Gosling1 wrote:I-K wrote:Why, however, do you never hear anything about equivalent methods either when speaking to mechs or when reading mech books; how do the pros do it?
Usually there are markings on both inlet and exhaust cams, which indicate where the cams should be located when installed correctly. Most cam chains I have serviced require a 'count' of either links and/or pins, from 1 marking point on the exhaust cam, to another point on the inlet cam, which ensures that the inlet cam is correctly positioned in regard to the exhaust cam.
Nod-nod. However, that's not what I'm iffy about. The main reason I use the whiteout dabs on the camchain is so as not to put the cams back in having hooked them back onto the camchain a link or two too close to or too far from the *crank*.
Ya dig now?
It's not just the phasing of the crank and cams which comes into it; it's also the number of links between the crank and the cams on the drive (and, hence, the return, as well) runs of the camchain.
Hook the exhaust cam onto the camchain so there are fewer links in the camchain run between the camshaft and the crank than before and, if you hook the inlet cam on in the correct position relative to the exhaust cam, the return run on the camchain will be too long, causing it to flap around uncontrollably when the engine is run, and the shortened run of the chain on the drive side will put undue pressure on that side's chain guide.

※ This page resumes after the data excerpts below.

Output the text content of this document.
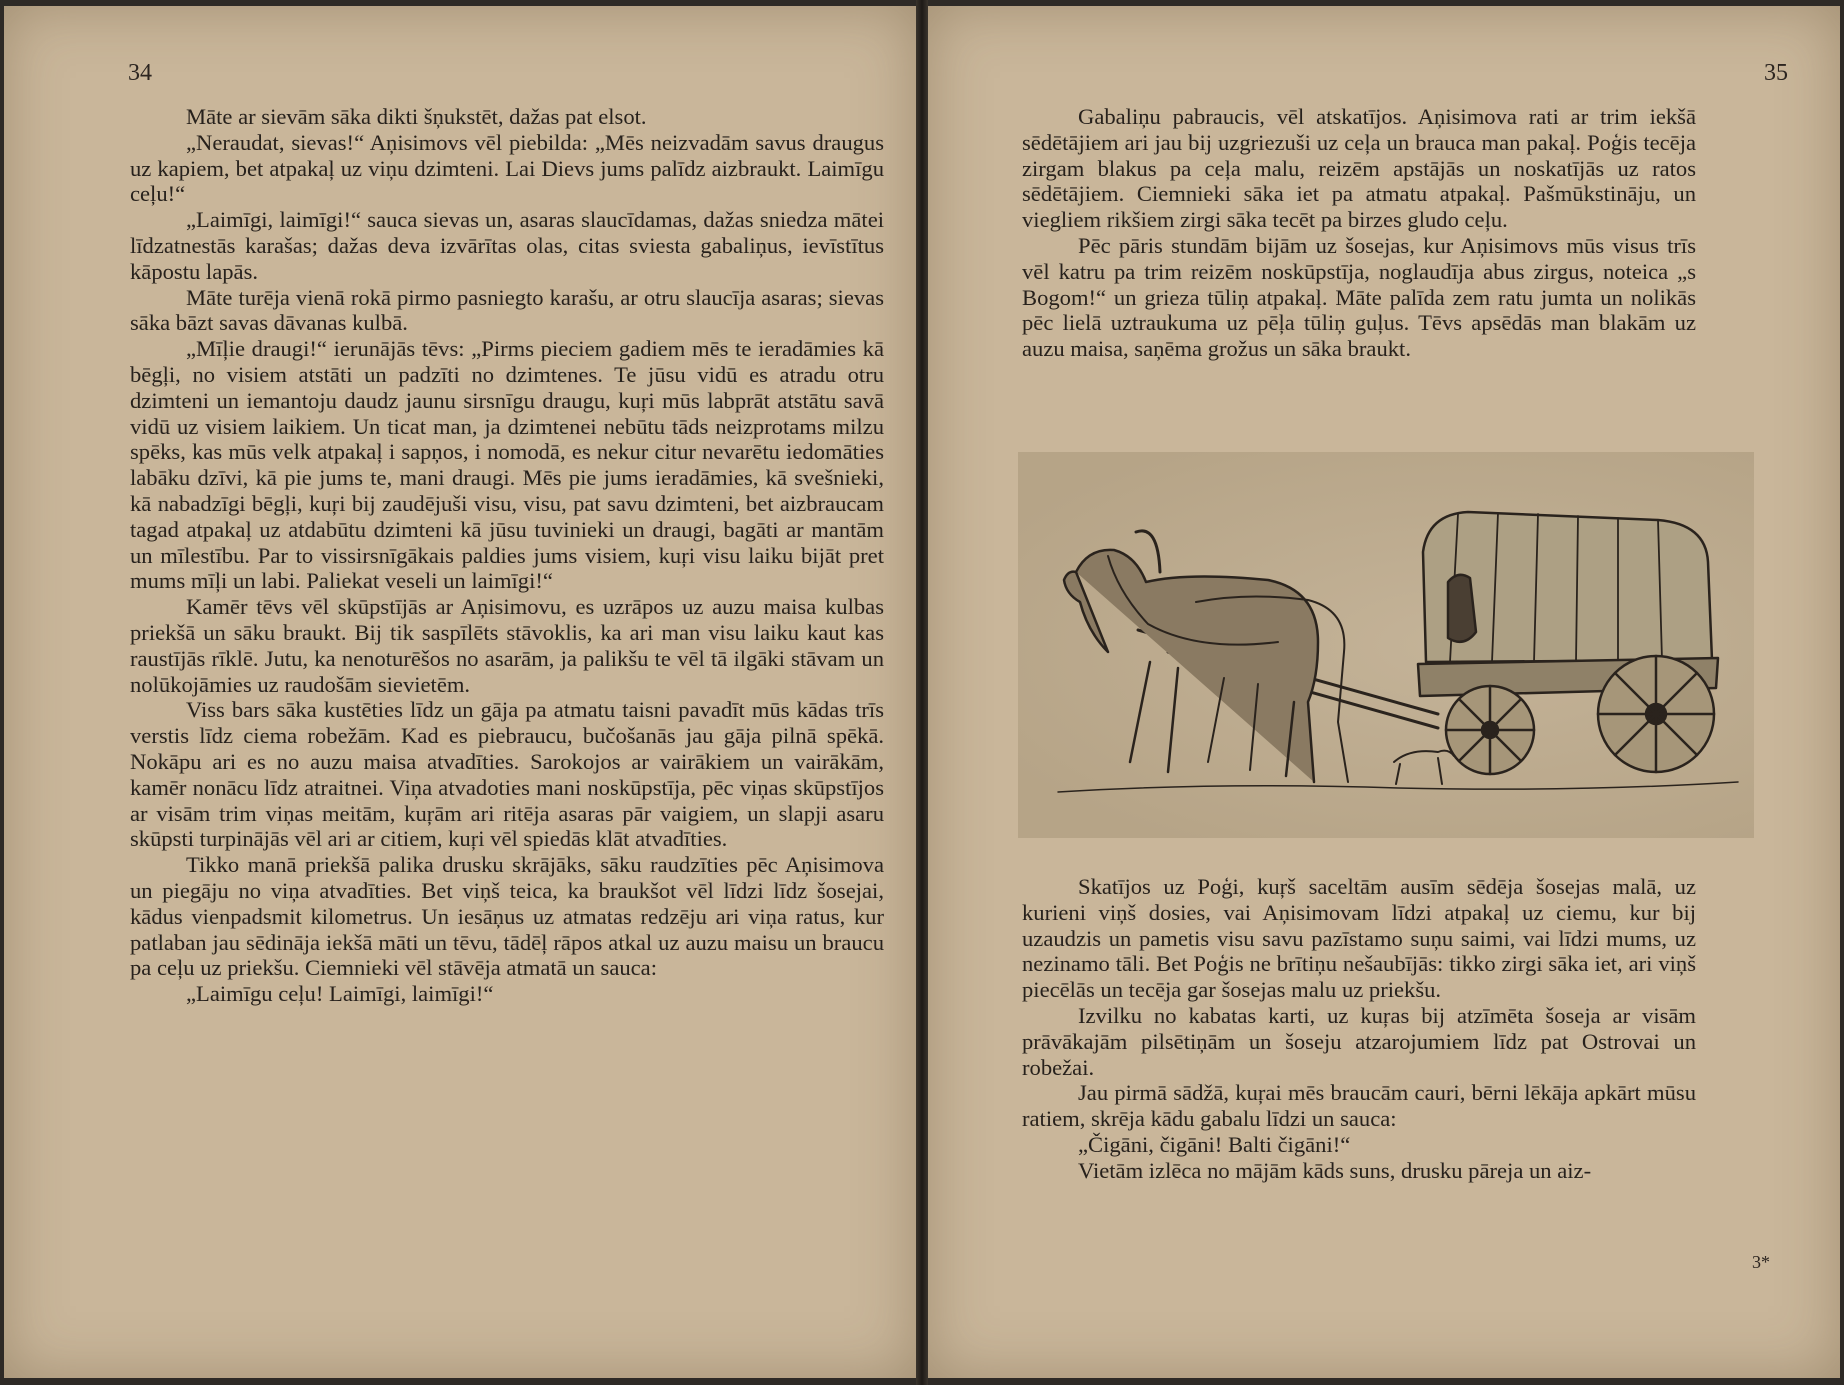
34

Māte ar sievām sāka dikti šņukstēt, dažas pat elsot.

„Neraudat, sievas!“ Aņisimovs vēl piebilda: „Mēs neizvadām savus draugus uz kapiem, bet atpakaļ uz viņu dzimteni. Lai Dievs jums palīdz aizbraukt. Laimīgu ceļu!“

„Laimīgi, laimīgi!“ sauca sievas un, asaras slaucīdamas, dažas sniedza mātei līdzatnestās karašas; dažas deva izvārītas olas, citas sviesta gabaliņus, ievīstītus kāpostu lapās.

Māte turēja vienā rokā pirmo pasniegto karašu, ar otru slaucīja asaras; sievas sāka bāzt savas dāvanas kulbā.

„Mīļie draugi!“ ierunājās tēvs: „Pirms pieciem gadiem mēs te ieradāmies kā bēgļi, no visiem atstāti un padzīti no dzimtenes. Te jūsu vidū es atradu otru dzimteni un iemantoju daudz jaunu sirsnīgu draugu, kuŗi mūs labprāt atstātu savā vidū uz visiem laikiem. Un ticat man, ja dzimtenei nebūtu tāds neizprotams milzu spēks, kas mūs velk atpakaļ i sapņos, i nomodā, es nekur citur nevarētu iedomāties labāku dzīvi, kā pie jums te, mani draugi. Mēs pie jums ieradāmies, kā svešnieki, kā nabadzīgi bēgļi, kuŗi bij zaudējuši visu, visu, pat savu dzimteni, bet aizbraucam tagad atpakaļ uz atdabūtu dzimteni kā jūsu tuvinieki un draugi, bagāti ar mantām un mīlestību. Par to vissirsnīgākais paldies jums visiem, kuŗi visu laiku bijāt pret mums mīļi un labi. Paliekat veseli un laimīgi!“

Kamēr tēvs vēl skūpstījās ar Aņisimovu, es uzrāpos uz auzu maisa kulbas priekšā un sāku braukt. Bij tik saspīlēts stāvoklis, ka ari man visu laiku kaut kas raustījās rīklē. Jutu, ka nenoturēšos no asarām, ja palikšu te vēl tā ilgāki stāvam un nolūkojāmies uz raudošām sievietēm.

Viss bars sāka kustēties līdz un gāja pa atmatu taisni pavadīt mūs kādas trīs verstis līdz ciema robežām. Kad es piebraucu, bučošanās jau gāja pilnā spēkā. Nokāpu ari es no auzu maisa atvadīties. Sarokojos ar vairākiem un vairākām, kamēr nonācu līdz atraitnei. Viņa atvadoties mani noskūpstīja, pēc viņas skūpstījos ar visām trim viņas meitām, kuŗām ari ritēja asaras pār vaigiem, un slapji asaru skūpsti turpinājās vēl ari ar citiem, kuŗi vēl spiedās klāt atvadīties.

Tikko manā priekšā palika drusku skrājāks, sāku raudzīties pēc Aņisimova un piegāju no viņa atvadīties. Bet viņš teica, ka braukšot vēl līdzi līdz šosejai, kādus vienpadsmit kilometrus. Un iesāņus uz atmatas redzēju ari viņa ratus, kur patlaban jau sēdināja iekšā māti un tēvu, tādēļ rāpos atkal uz auzu maisu un braucu pa ceļu uz priekšu. Ciemnieki vēl stāvēja atmatā un sauca:

„Laimīgu ceļu! Laimīgi, laimīgi!“

35

Gabaliņu pabraucis, vēl atskatījos. Aņisimova rati ar trim iekšā sēdētājiem ari jau bij uzgriezuši uz ceļa un brauca man pakaļ. Poģis tecēja zirgam blakus pa ceļa malu, reizēm apstājās un noskatījās uz ratos sēdētājiem. Ciemnieki sāka iet pa atmatu atpakaļ. Pašmūkstināju, un viegliem rikšiem zirgi sāka tecēt pa birzes gludo ceļu.

Pēc pāris stundām bijām uz šosejas, kur Aņisimovs mūs visus trīs vēl katru pa trim reizēm noskūpstīja, noglaudīja abus zirgus, noteica „s Bogom!“ un grieza tūliņ atpakaļ. Māte palīda zem ratu jumta un nolikās pēc lielā uztraukuma uz pēļa tūliņ guļus. Tēvs apsēdās man blakām uz auzu maisa, saņēma grožus un sāka braukt.

Skatījos uz Poģi, kuŗš saceltām ausīm sēdēja šosejas malā, uz kurieni viņš dosies, vai Aņisimovam līdzi atpakaļ uz ciemu, kur bij uzaudzis un pametis visu savu pazīstamo suņu saimi, vai līdzi mums, uz nezinamo tāli. Bet Poģis ne brītiņu nešaubījās: tikko zirgi sāka iet, ari viņš piecēlās un tecēja gar šosejas malu uz priekšu.

Izvilku no kabatas karti, uz kuŗas bij atzīmēta šoseja ar visām prāvākajām pilsētiņām un šoseju atzarojumiem līdz pat Ostrovai un robežai.

Jau pirmā sādžā, kuŗai mēs braucām cauri, bērni lēkāja apkārt mūsu ratiem, skrēja kādu gabalu līdzi un sauca:

„Čigāni, čigāni! Balti čigāni!“

Vietām izlēca no mājām kāds suns, drusku pāreja un aiz-

3*
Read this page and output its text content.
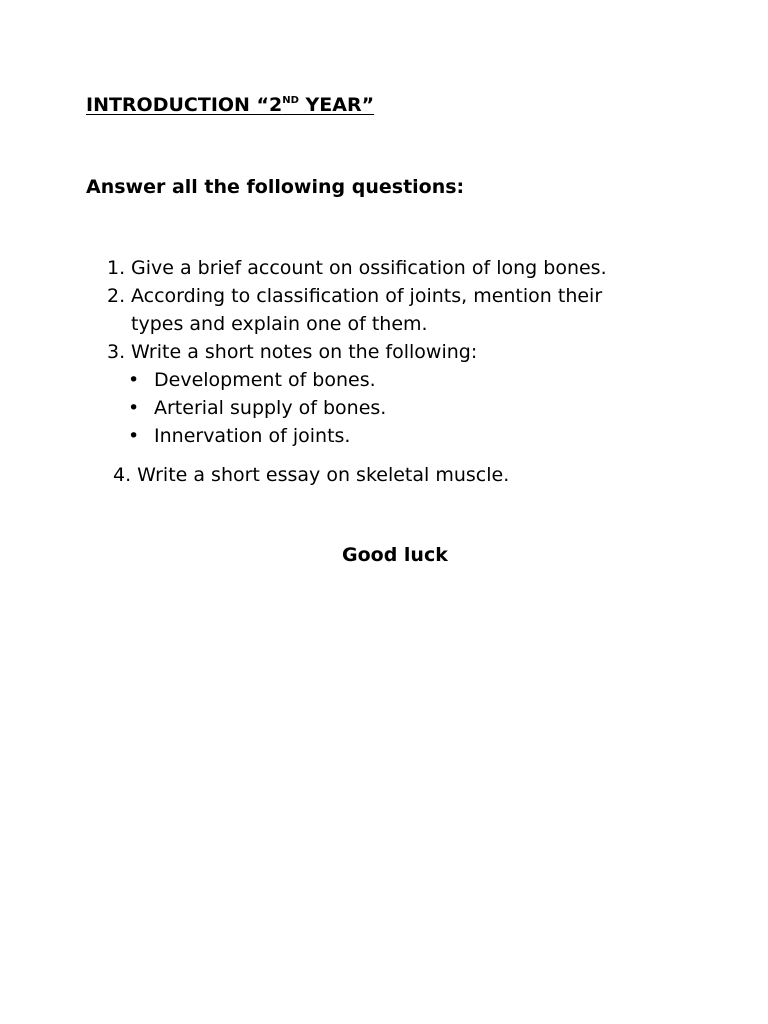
INTRODUCTION “2ND YEAR”

Answer all the following questions:

1. Give a brief account on ossification of long bones.
2. According to classification of joints, mention their types and explain one of them.
3. Write a short notes on the following:
• Development of bones.
• Arterial supply of bones.
• Innervation of joints.
4. Write a short essay on skeletal muscle.
Good luck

The tricky part is that you won't notice this when you do the post-reassembly hand-crank of the engine with the cam cover off. The engine's no harder to hand-crank than it should be and the cam markings and crank position markings line up. The first clue you get that something is wrong is when you fire up the engine and it starts sounding like World War III due to the extra links on the return run on the camchain taking it beyond the CCT's ability to take up the slack, which allows the chain to slap around like a bastard.
It's what happened to me after I had a poke around in the top end of my ZXR250 back in early 2002. Scared the piss out of me.
On the flipside, this won't be the case if you reinstall the exhaust cam so there's a longer chain run between it and the crank; when you first turn the crank by hand, you take up the slack in the chain, so the cams don't move together with the crank, and you know you've done something wrong.
Either way, though, I can't see how the cams can go back in in anything other than the *exact* same position relative to the camchain as they came out. Consequently, I can't see how any work involving the removal of cams can proceed without the use of something to mark the camchain so you *know* where to put the cams back in, yet I seem to be the only person I know of who does this.
I am pretty amazed at the location of the C-ring in Yankee's motor, that is stuff-all crankcase material to hold in a C-ring
To me, that says that that retaining ring/clip/thing is not supposed to come under any lateral loading and that the input shaft is laterally located somewhere else.